We aren’t talking about detainees with high intelligence value or detainees that have been charged with crimes.  I can see a better argument for force-feeding detainees in that category, even if it might still be a human rights violation.  We could at least justify it since keeping them alive might save more lives if they have information on any impending attacks.  Instead, we’re talking about men who have been told by the government that there are no charges against them due to lack of evidence, but they are still not allowed to leave Guantanamo Bay.  These are men who have made a conscious decision to protest a policy that many Americans don’t even like.  And if the courts put a stop to force-feeding it might force the government’s hand into making a decision as to their fate.

Either way, this has turned into an issue that the courts will now have to address.  And with the total number of hunger-strikers at 106 and the number of detainees being force-fed at 45, it will be interesting to see how this plays out in the next week or so.

Chris Whitten
Center for Policy and Research

GTMO Force-Feeding Kit

Image There has been significant media coverage of the GTMO hunger strikes over the past few weeks, and the latest updates report that 10 detainees are currently being force-fed by GTMO officials.  While official policy is to force-feed once a detainee’s weight drops low enough that it is a health risk and it is framed as a life-saving measure, force-feeding at GTMO is a decidedly unpleasant experience.

In a 2006 New York Times article, a former detainee describes the force-feeding process.  He says,

“The head is immobilized by a strap so it can’t be moved, their hands are cuffed to the chair and the legs are shackled,” he continues to say,

“They ask, ‘Are you going to eat or not?’ and if not, they insert the tube. People have been urinating and defecating on themselves in these feedings and vomiting and bleeding. They ask to be allowed to go to the bathroom, but they will not let them go. They have sometimes put diapers on them.”

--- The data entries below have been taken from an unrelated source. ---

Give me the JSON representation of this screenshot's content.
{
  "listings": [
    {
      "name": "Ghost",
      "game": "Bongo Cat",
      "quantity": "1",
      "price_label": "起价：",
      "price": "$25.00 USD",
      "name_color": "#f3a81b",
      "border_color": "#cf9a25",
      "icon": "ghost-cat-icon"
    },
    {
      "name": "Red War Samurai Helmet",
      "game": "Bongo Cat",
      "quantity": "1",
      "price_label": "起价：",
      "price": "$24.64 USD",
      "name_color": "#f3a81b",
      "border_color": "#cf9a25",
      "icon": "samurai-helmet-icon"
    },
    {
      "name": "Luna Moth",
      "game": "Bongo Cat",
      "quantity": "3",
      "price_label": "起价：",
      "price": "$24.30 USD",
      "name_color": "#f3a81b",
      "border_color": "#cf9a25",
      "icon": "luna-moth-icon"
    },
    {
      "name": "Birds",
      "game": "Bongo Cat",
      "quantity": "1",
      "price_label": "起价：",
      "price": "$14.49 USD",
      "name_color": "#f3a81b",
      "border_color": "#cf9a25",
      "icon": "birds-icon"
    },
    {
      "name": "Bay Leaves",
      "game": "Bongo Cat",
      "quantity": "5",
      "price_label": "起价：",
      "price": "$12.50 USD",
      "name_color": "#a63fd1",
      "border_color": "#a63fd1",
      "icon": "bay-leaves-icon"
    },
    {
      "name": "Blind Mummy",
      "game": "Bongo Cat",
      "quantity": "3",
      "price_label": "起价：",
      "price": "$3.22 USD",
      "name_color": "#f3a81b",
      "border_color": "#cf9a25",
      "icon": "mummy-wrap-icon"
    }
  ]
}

“The tube” this detainee refers to is the thick feeding tube used to administer cans of Ensure to detainees through their nose.  Detainees describe this as an incredibly painful experience, with guards ignoring their protests and leaving them strapped into the feeding chair until they have ingested a sufficient amount of nutrition.  The process is intentionally painful and humiliating, in hopes that it will encourage the detainee to discontinue his hunger strike, and occurs several times per day until the detainee voluntarily eats a meal.

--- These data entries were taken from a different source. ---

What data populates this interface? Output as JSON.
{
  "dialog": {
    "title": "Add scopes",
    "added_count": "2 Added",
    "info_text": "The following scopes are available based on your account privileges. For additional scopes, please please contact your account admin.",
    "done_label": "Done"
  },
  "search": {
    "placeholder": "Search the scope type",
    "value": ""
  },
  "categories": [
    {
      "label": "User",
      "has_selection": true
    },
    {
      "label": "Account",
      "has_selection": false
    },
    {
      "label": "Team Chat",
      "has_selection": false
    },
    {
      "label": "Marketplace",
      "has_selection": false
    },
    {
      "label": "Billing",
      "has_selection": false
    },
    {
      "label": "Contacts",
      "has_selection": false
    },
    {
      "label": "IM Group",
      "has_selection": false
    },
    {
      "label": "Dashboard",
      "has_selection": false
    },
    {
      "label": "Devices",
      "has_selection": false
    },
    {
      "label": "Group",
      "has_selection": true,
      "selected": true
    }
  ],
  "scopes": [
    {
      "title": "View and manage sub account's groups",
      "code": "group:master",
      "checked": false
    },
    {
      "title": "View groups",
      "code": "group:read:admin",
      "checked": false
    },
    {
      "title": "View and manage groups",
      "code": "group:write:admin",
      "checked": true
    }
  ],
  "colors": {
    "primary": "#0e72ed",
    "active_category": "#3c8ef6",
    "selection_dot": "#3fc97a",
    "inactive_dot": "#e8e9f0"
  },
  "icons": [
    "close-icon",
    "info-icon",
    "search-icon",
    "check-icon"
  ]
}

Kelly Ann Taddonio, Research Fellow
Center for Policy & Research

“Why the Guantanamo Bay Hunger Strikes Probably Won’t Work”

In a recent article published in The Atlantic entitled “Why the Guantanamo Bay Hunger Strikes Probably Won’t Work,” Olga Khazan argues that hunger strikes are only an effective form of protest if your cause is sympathetic to begin with.  Historically, says Khazan, hunger striking has been an effective means not just of obtaining immediate demands, but of shifting the political climate surrounding the issue.  

GTMO detainees, however, are not likely to reap these benefits.  As men whose names are synonymous with terrorism and political turmoil, they don’t fit the archetype of the sympathetic, politically popular hunger strikers whose protests are often successful.  Hunger strikes typically tend to occur in prison, and result in making the detainees’ captors look evil, soulless, and cruel.  However, when the public views those engaging in the hunger strikes as evil, un-American terrorists, it is almost certain that the detainees will not win the “sympathy vote” and accomplish any real change through their hunger striking.  

Arguably, history at Guantanamo has already proven Khazan’s point.  Guantanamo has been open for about eleven years, and the detention center has seen several major hunger strikes.  None of these hunger strikes have ever accomplished anything significant, aside from creating a health crisis at GTMO.  When the detainees are already viewed by the public as “bad people” it makes it incredibly difficult for them to elicit the type of sympathy needed to pressure the government into bringing about any significant changes at GTMO.